Validating the Composite Pulmonary Embolism Shock Score for Predicting Clinical Deterioration

The Composite Pulmonary Embolism Shock (CPES) score was developed in an interventional cohort to identify normotensive shock in pulmonary embolism (PE) but has not been validated in emergency department (ED) populations. Existing risk stratification tools (e.g., simplified Pulmonary Embolism Severity Index [sPESI], European Society of Cardiology [ESC]) have limited ability to predict short-term deterioration. We evaluated CPES performance compared with sPESI and ESC for predicting clinically relevant outcomes.

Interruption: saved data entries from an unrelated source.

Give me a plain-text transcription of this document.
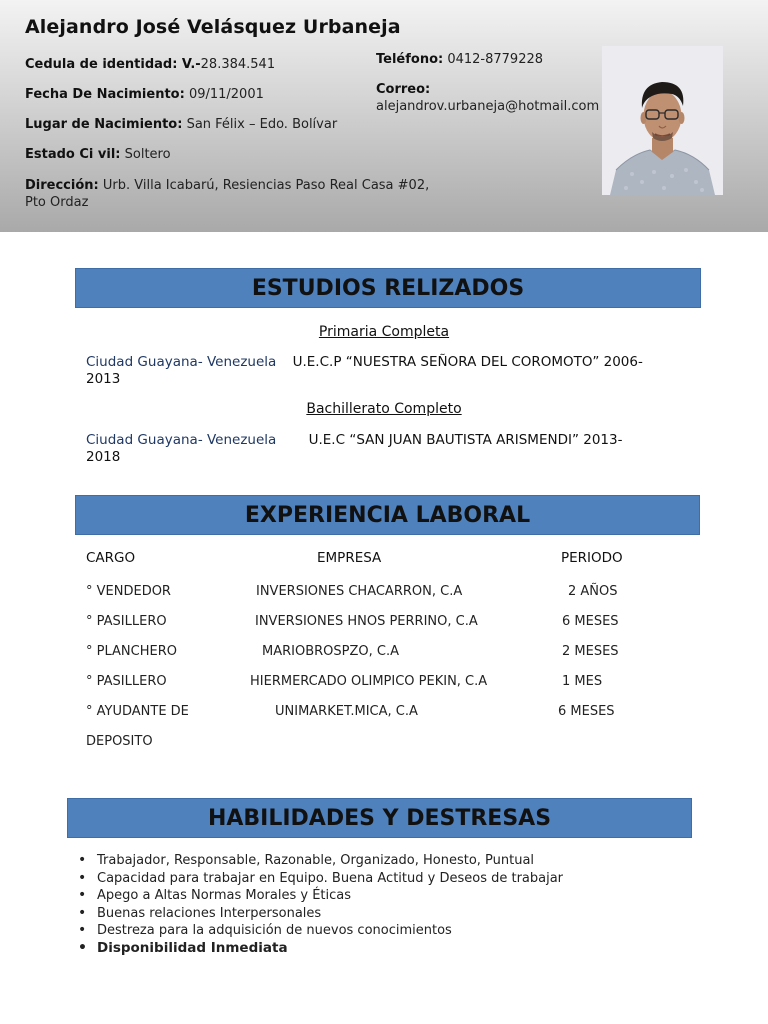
Alejandro José Velásquez Urbaneja
Cedula de identidad: V.-28.384.541
Fecha De Nacimiento: 09/11/2001
Lugar de Nacimiento: San Félix – Edo. Bolívar
Estado Ci vil: Soltero
Dirección: Urb. Villa Icabarú, Resiencias Paso Real Casa #02,
Pto Ordaz
Teléfono: 0412-8779228
Correo:
alejandrov.urbaneja@hotmail.com
ESTUDIOS RELIZADOS
Primaria Completa
Ciudad Guayana- Venezuela U.E.C.P “NUESTRA SEÑORA DEL COROMOTO” 2006-
2013
Bachillerato Completo
Ciudad Guayana- Venezuela U.E.C “SAN JUAN BAUTISTA ARISMENDI” 2013-
2018
EXPERIENCIA LABORAL
CARGO	EMPRESA	PERIODO
° VENDEDOR	INVERSIONES CHACARRON, C.A	2 AÑOS
° PASILLERO	INVERSIONES HNOS PERRINO, C.A	6 MESES
° PLANCHERO	MARIOBROSPZO, C.A	2 MESES
° PASILLERO	HIERMERCADO OLIMPICO PEKIN, C.A	1 MES
° AYUDANTE DE	UNIMARKET.MICA, C.A	6 MESES
DEPOSITO
HABILIDADES Y DESTRESAS
• Trabajador, Responsable, Razonable, Organizado, Honesto, Puntual
• Capacidad para trabajar en Equipo. Buena Actitud y Deseos de trabajar
• Apego a Altas Normas Morales y Éticas
• Buenas relaciones Interpersonales
• Destreza para la adquisición de nuevos conocimientos
• Disponibilidad Inmediata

We performed a retrospective external validation using prospectively collected multi-center PE registries (2016–2020). Adults with imaging-confirmed PE from six academic ED centers were included. CPES was calculated when ≥ 5 of 6 components were available (tachycardia, right ventricular dysfunction, elevated troponin, elevated brain natriuretic peptide, central thrombus, and concomitant deep vein thrombosis [DVT]). The primary outcome was in-hospital clinical deterioration (death, cardiac arrest, vasopressors or rescue respiratory intervention); secondary outcomes were advanced intervention use and 30-day mortality. Logistic regression and 10-fold cross-validated receiver operating curves (AUC) assessed predictive performance.

Among 1731 patients, clinical deterioration occurred in 193 (11.1%), advanced intervention in 123 (7.1%), and 30-day mortality in 124 (7.2%). For clinical deterioration, AUCs were CPES 0.68 (0.64–0.71), sPESI 0.60 (0.56–0.64), and ESC 0.55 (0.51–0.59). For advanced intervention, AUCs were CPES 0.78 (0.74–0.82), sPESI 0.52 (0.47–0.57), and ESC 0.52 (0.47–0.57). For 30-day mortality, AUCs were CPES 0.57 (0.52–0.61), sPESI 0.63 (0.59–0.68), ESC 0.53 (0.48–0.57). Central thrombus had odds ratios 0.93 (0.64–1.35), and 3.46 (1.49–8.93) for clinical deterioration and advanced intervention, respectively.

CPES outperformed sPESI and ESC for clinical deterioration and advanced intervention, but not mortality. Findings may support incorporating central thrombus location into ED PE risk stratification.